Les adeptes rejettent ou transforment le traditionnel costume du colon, l’agrémentant de pièces cintrées et colorées, et d’accessoires – de quoi permettre au célèbre artiste zaïrois Papa Wemba d’affirmer : “Les Blancs ont inventé les vêtements, mais nous en faisons un art.”
Sapeurs. Ladies and Gentlemen of the Congo, de Tariq Zaidi, est disponible aux éditions Kehrer Verlag.
1 078. C’est le nombre de camps de concentration qui existent et qui ont existé en Allemagne lors du régime hitlérien. C’est aussi le nombre de ciels qu’Anton Kusters a photographiés. Dans le cadre de son projet Blue Skies, le photographe Anton Kusters a “parcouru 177 828 kilomètres de territoire durant six ans pour immortaliser à l’appareil photo instantané” les 1 078 “camps de concentration qui existent et qui ont existé en Allemagne durant le régime hitlérien”.
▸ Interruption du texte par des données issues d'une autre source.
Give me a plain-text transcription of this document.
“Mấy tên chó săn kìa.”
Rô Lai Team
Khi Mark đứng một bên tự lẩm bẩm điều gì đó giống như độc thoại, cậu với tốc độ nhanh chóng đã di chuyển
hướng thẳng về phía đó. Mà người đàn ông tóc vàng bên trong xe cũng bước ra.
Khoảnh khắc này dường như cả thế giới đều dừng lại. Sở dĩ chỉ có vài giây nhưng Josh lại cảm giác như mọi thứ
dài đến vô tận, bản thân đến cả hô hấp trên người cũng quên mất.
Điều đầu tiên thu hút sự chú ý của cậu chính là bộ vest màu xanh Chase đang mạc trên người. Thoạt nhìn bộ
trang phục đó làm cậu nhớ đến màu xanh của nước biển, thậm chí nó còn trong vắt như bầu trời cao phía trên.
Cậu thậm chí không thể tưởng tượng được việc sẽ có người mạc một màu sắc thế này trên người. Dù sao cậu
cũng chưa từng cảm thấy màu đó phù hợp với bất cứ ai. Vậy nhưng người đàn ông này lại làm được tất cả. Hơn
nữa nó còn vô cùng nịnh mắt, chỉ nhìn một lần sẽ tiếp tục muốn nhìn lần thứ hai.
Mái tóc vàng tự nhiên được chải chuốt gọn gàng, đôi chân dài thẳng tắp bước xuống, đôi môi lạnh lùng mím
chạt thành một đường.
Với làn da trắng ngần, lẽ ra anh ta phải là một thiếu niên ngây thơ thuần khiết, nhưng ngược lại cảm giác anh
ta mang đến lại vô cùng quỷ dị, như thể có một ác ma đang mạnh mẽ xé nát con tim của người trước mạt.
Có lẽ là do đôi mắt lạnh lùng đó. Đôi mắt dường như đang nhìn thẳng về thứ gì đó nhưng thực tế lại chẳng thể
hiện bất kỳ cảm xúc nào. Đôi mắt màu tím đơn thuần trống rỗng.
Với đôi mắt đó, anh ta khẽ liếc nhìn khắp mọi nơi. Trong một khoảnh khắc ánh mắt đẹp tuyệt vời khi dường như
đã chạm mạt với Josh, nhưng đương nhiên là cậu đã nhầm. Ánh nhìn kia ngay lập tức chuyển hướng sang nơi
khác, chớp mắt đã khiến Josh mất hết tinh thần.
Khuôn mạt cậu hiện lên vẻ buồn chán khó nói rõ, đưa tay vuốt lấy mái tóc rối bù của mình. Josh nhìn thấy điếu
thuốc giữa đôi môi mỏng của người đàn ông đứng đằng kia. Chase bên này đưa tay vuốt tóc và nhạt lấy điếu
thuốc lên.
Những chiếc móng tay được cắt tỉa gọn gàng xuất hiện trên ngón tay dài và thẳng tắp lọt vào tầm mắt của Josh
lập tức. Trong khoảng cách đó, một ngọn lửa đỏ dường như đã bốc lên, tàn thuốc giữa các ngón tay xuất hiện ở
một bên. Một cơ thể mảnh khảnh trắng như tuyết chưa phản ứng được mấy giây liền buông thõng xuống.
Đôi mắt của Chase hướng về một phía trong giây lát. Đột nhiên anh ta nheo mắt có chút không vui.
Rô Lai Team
Plus précisément, il a photographié tous les ciels bleus qui surplombent ces camps nazis. Des ciels qui officient comme “une manière troublante de regarder en face un traumatisme indicible et un oubli collectif” :
“Sur chaque photo, l’artiste a estampé le nombre de victimes mortes dans ce camp, sous ces ciels bleus, en indiquant les données GPS. Tous ces camps ont existé durant 4 432 jours, de 1933 à 1945. Plus de la moitié de ces camps n’est plus visible, et beaucoup d’autres demeurent encore inconnus. Bien que les images instantanées d’Anton Kusters finiront par s’estomper, leur nombre restera estampé pour rappeler à jamais les 4 016 736 personnes tuées dans ces camps de la mort.”
Blue Skies, d’Anton Kusters, est disponible aux éditions Kehrer Verlag.
La première série du livre Carpe Fucking Diem commence en 2008 et, en même temps qu’elle, débute l’attente, celle d’Elina Brotherus pour tomber enceinte. L’artiste finlandaise se photographie chez elle, mise à nu, dans tous les sens du terme. Son corps est devenu une simple enveloppe charnelle, un objet de médecine.
Dans sa chambre, sa salle de bains, sa cuisine ou son salon, la photographe fait raconter à chaque parcelle de son corps les obstacles rencontrés et la détresse physique et mentale vécue. Quelques objets émaillent sa série de portraits : des boîtes de médicaments par dizaines, un test de grossesse négatif, une cuvette de toilettes remplie de sang.
Carpe Fucking Diem n’est pas un récit de conte de fées où le personnage principal surmonte des obstacles pour atteindre son rêve. Ici, le chemin est long et douloureux, et la résolution en suspens, en accord avec l’esprit authentique d’un ouvrage qui refuse l’autocensure et dont le titre enjoint le lectorat à tout simplement “cueillir ce putain de jour”.
Carpe Fucking Diem, d’Elina Brotherus, est disponible aux éditions Kehrer Verlag.
Cent portraits, cent histoires, cent personnes, âgées de 0 à 100 ans. Chaque modèle témoigne des hauts et des bas qui l’animent au moment de la séance photo : la peur de quitter le domicile familial pour une jeune femme de 20 ans ; le deuil de son père pour un homme de 31 ans, le soulagement d’une femme de 43 ans parvenue à quitter un mari qui la battait ; ou encore la libido d’une célibataire de 69 ans.
Bien que parfois éloignées de nos quotidiens, les histoires rapportées par Jenny Lewis dans One Hundred Years font écho aux réflexions qui jalonnent notre existence, rappellent notre passé et éclairent notre chemin à venir. Avec bienveillance, la photographe a invité ses modèles, vivant dans l’est londonien, à se confier et se laisser aller face à son objectif.
One Hundred Years, de Jenny Lewis, est disponible aux éditions Hoxton Mini Press.